Oberoffizial Hiedler retired to a farm aged fifty-eight but dropped dead in 1903 when Adolf was thirteen, Paula six. Adolf had disdained his father’s bureaucratic pomposity, believing himself destined to be an artist. Moving to Linz, Klara, affectionate and devout, raised the children, encouraging Adolf’s indolent dreaming and supporting his yearning to study art. Hitler’s relations with his sisters were cool – ‘stupid geese’, he called them – though he was closer to Angela. Early on, adults noticed his ‘remarkable eyes’: ‘He had his mother’s light-coloured eyes … her penetrating stare.’ Escaping from his dull family, he set off to become a famous artist in Vienna, where there was a new heir: Franz Ferdinand.

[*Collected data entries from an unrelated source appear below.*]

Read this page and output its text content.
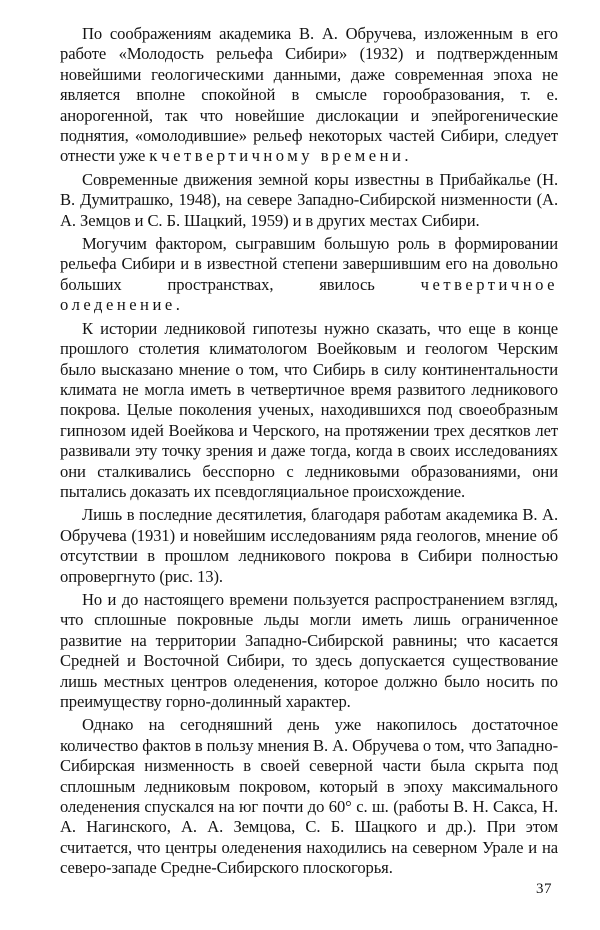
По соображениям академика В. А. Обручева, изложенным в его работе «Молодость рельефа Сибири» (1932) и подтвержденным новейшими геологическими данными, даже современная эпоха не является вполне спокойной в смысле горообразования, т. е. анорогенной, так что новейшие дислокации и эпейрогенические поднятия, «омолодившие» рельеф некоторых частей Сибири, следует отнести уже к четвертичному времени.

Современные движения земной коры известны в Прибайкалье (Н. В. Думитрашко, 1948), на севере Западно-Сибирской низменности (А. А. Земцов и С. Б. Шацкий, 1959) и в других местах Сибири.

Могучим фактором, сыгравшим большую роль в формировании рельефа Сибири и в известной степени завершившим его на довольно больших пространствах, явилось четвертичное оледенение.

К истории ледниковой гипотезы нужно сказать, что еще в конце прошлого столетия климатологом Воейковым и геологом Черским было высказано мнение о том, что Сибирь в силу континентальности климата не могла иметь в четвертичное время развитого ледникового покрова. Целые поколения ученых, находившихся под своеобразным гипнозом идей Воейкова и Черского, на протяжении трех десятков лет развивали эту точку зрения и даже тогда, когда в своих исследованиях они сталкивались бесспорно с ледниковыми образованиями, они пытались доказать их псевдогляциальное происхождение.

Лишь в последние десятилетия, благодаря работам академика В. А. Обручева (1931) и новейшим исследованиям ряда геологов, мнение об отсутствии в прошлом ледникового покрова в Сибири полностью опровергнуто (рис. 13).

Но и до настоящего времени пользуется распространением взгляд, что сплошные покровные льды могли иметь лишь ограниченное развитие на территории Западно-Сибирской равнины; что касается Средней и Восточной Сибири, то здесь допускается существование лишь местных центров оледенения, которое должно было носить по преимуществу горно-долинный характер.

Однако на сегодняшний день уже накопилось достаточное количество фактов в пользу мнения В. А. Обручева о том, что Западно-Сибирская низменность в своей северной части была скрыта под сплошным ледниковым покровом, который в эпоху максимального оледенения спускался на юг почти до 60° с. ш. (работы В. Н. Сакса, Н. А. Нагинского, А. А. Земцова, С. Б. Шацкого и др.). При этом считается, что центры оледенения находились на северном Урале и на северо-западе Средне-Сибирского плоскогорья.

37
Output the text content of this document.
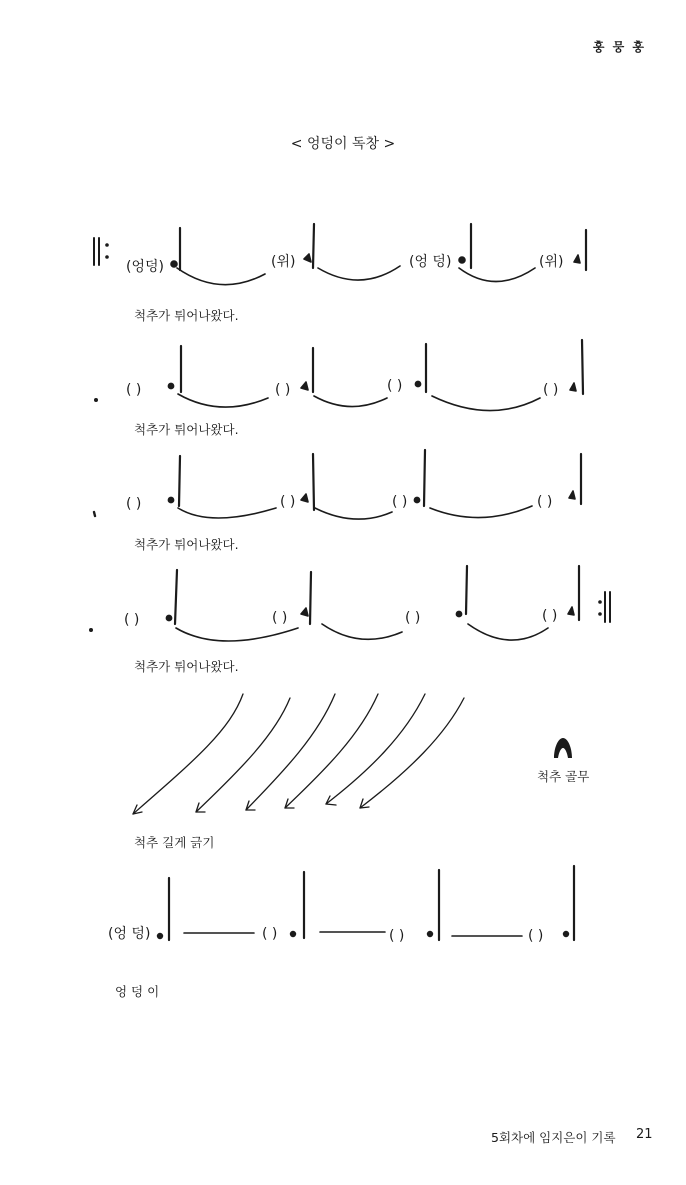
훙 뭉 훙
< 엉덩이 독창 >
(엉덩)	(위)	(엉 덩)	(위)
척추가 튀어나왔다.
( )	( )	( )	( )
척추가 튀어나왔다.
( )	( )	( )	( )
척추가 튀어나왔다.
( )	( )	( )	( )
척추가 튀어나왔다.
척추 골무
척추 길게 긁기
(엉 덩)	( )	( )	( )
엉 덩 이
5회차에 임지은이 기록 21
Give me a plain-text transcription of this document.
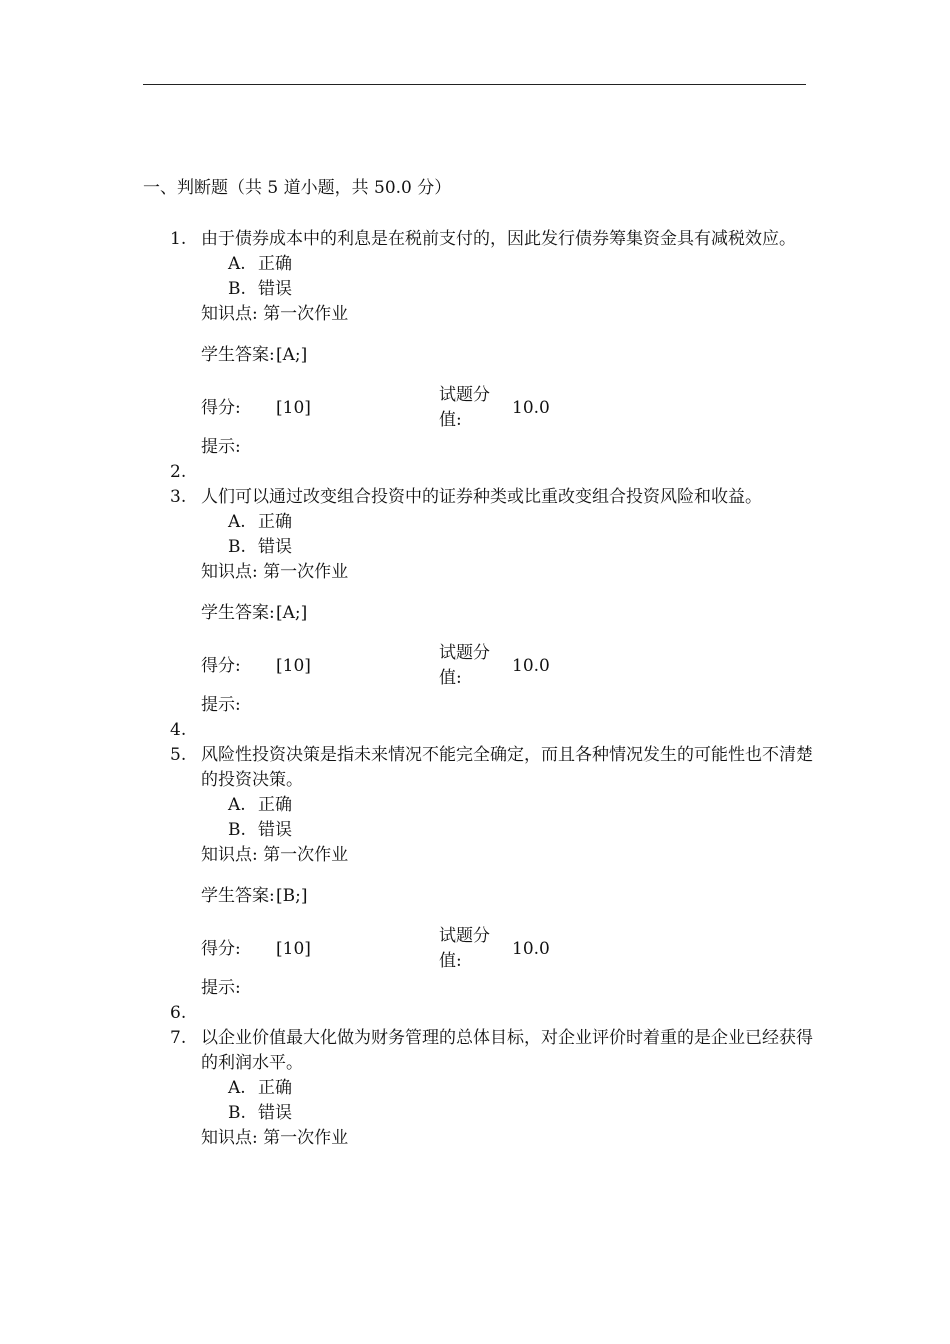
一、判断题（共 5 道小题，共 50.0 分）
1. 由于债券成本中的利息是在税前支付的，因此发行债券筹集资金具有减税效应。
A. 正确
B. 错误
知识点: 第一次作业
学生答案: [A;]
得分:	[10]
试题分值:
10.0
提示:
2.
3. 人们可以通过改变组合投资中的证券种类或比重改变组合投资风险和收益。
A. 正确
B. 错误
知识点: 第一次作业
学生答案: [A;]
得分:	[10]
试题分值:
10.0
提示:
4.
5. 风险性投资决策是指未来情况不能完全确定，而且各种情况发生的可能性也不清楚的投资决策。
A. 正确
B. 错误
知识点: 第一次作业
学生答案: [B;]
得分:	[10]
试题分值:
10.0
提示:
6.
7. 以企业价值最大化做为财务管理的总体目标，对企业评价时着重的是企业已经获得的利润水平。
A. 正确
B. 错误
知识点: 第一次作业
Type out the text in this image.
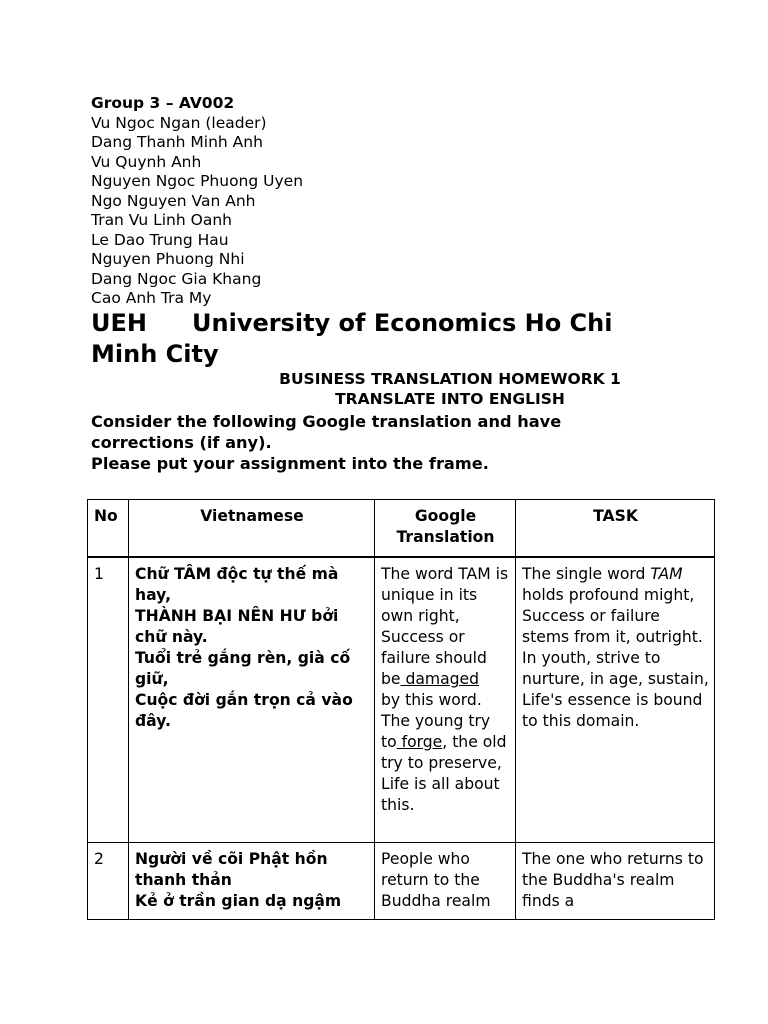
Group 3 – AV002
Vu Ngoc Ngan (leader)
Dang Thanh Minh Anh
Vu Quynh Anh
Nguyen Ngoc Phuong Uyen
Ngo Nguyen Van Anh
Tran Vu Linh Oanh
Le Dao Trung Hau
Nguyen Phuong Nhi
Dang Ngoc Gia Khang
Cao Anh Tra My
UEH University of Economics Ho Chi
Minh City
BUSINESS TRANSLATION HOMEWORK 1
TRANSLATE INTO ENGLISH
Consider the following Google translation and have
corrections (if any).
Please put your assignment into the frame.
No	Vietnamese	Google Translation	TASK
1	Chữ TÂM độc tự thế mà hay,
THÀNH BẠI NÊN HƯ bởi chữ này.
Tuổi trẻ gắng rèn, già cố giữ,
Cuộc đời gắn trọn cả vào đây.	The word TAM is unique in its own right,
Success or failure should be damaged
by this word.
The young try to forge, the old try to preserve,
Life is all about this.	The single word TAM holds profound might,
Success or failure stems from it, outright.
In youth, strive to nurture, in age, sustain,
Life's essence is bound to this domain.

2	Người về cõi Phật hồn thanh thản
Kẻ ở trần gian dạ ngậm	People who return to the Buddha realm	The one who returns to the Buddha's realm finds a
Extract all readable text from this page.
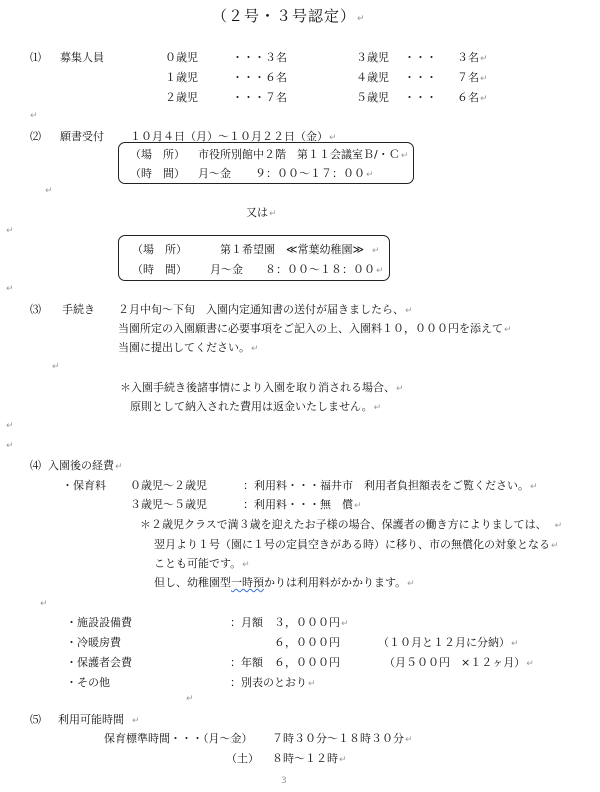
（２号・３号認定）↵
⑴ 募集人員	０歳児	・・・３名	３歳児 ・・・ ３名↵
１歳児	・・・６名	４歳児 ・・・ ７名↵
２歳児	・・・７名	５歳児 ・・・ ６名↵
↵
⑵ 願書受付 １０月４日（月）～１０月２２日（金）↵
（場　所） 市役所別館中２階　第１１会議室Ｂ/・Ｃ↵
（時　間） 月～金 ９：００～１７：００↵
↵
又は↵
↵
（場　所）	第１希望園　≪常葉幼稚園≫ ↵
（時　間） 月～金 ８：００～１８：００↵
↵
⑶ 手続き ２月中旬～下旬　入園内定通知書の送付が届きましたら、↵
当園所定の入園願書に必要事項をご記入の上、入園料１０，０００円を添えて↵
当園に提出してください。↵
↵
＊入園手続き後諸事情により入園を取り消される場合、↵
原則として納入された費用は返金いたしません。↵
↵
↵
⑷ 入園後の経費↵
・保育料 ０歳児～２歳児	：利用料・・・福井市　利用者負担額表をご覧ください。↵
３歳児～５歳児	：利用料・・・無　償↵
＊２歳児クラスで満３歳を迎えたお子様の場合、保護者の働き方によりましては、 ↵
翌月より１号（園に１号の定員空きがある時）に移り、市の無償化の対象となる↵
ことも可能です。↵
但し、幼稚園型一時預かりは利用料がかかります。↵
↵
・施設設備費	：月額 ３，０００円↵
・冷暖房費	６，０００円	（１０月と１２月に分納）↵
・保護者会費	：年額 ６，０００円	（月５００円　×１２ヶ月）↵
・その他	：別表のとおり↵
↵
⑸ 利用可能時間 ↵
保育標準時間・・・（月～金） ７時３０分～１８時３０分↵
（土） ８時～１２時↵
3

MODERN MONARCHS: FRANZ FERDINAND AND SOPHIE, PEDRO AND ISABELLA, DARLING WILLY

He was son of the emperor’s brother, who, in yet another blow, had died on pilgrimage to Jerusalem after drinking the waters of the River Jordan. Franz Ferdinand was fixated on royal hierarchy and shooting anything, from elephants to the 272,511 birds and beasts listed in his diary, but he was at least conscientious. Even so, he shocked the emperor by falling in love with a non-royal noblewoman, Sophie Chotek. Franz Josef finally allowed them to marry morganatically (meaning their children would be excluded from the succession).

A short-tempered, arrogant but intelligent champion of autocracy, Franz Ferdinand travelled the world to prepare himself. Setting up a military chancellery at his residence the Belvedere Palace, he thought about the problems facing the monarchy. He believed the empire needed to offer the Slavs a partnership similar to that of the Hungarians: ‘Irredentism in our country … will cease immediately if our Slavs are given a comfortable, fair and good life.’ Franz Ferdinand repeatedly warned against confrontations with Serbia that would bring in Russia.

Franz Josef’s first cousin Emperor Pedro had now ruled Brazil for fifty-eight years, and Brazil was almost the last Atlantic slave-owning society. Weary of power, Pedro travelled the world and left his daughter, Isabel, in charge, but her French husband Gaston became hated as an avaricious foreigner. In 1881, the royal jewels were stolen from the palace, and when two servants were suspected, Pedro protected them – to public outrage. Pedro aimed to abolish slavery slowly to avoid revolts and an agricultural crash. In 1885, the Sexagenarian Law freed slaves at sixty. Finally, on 13 May 1888, Isabel abolished slavery and freed 700,000 slaves, generating a surge of popularity as Redeemer of the Blacks. While black people supported the monarchy, forming a Black Guard to defend it, many planters became republican.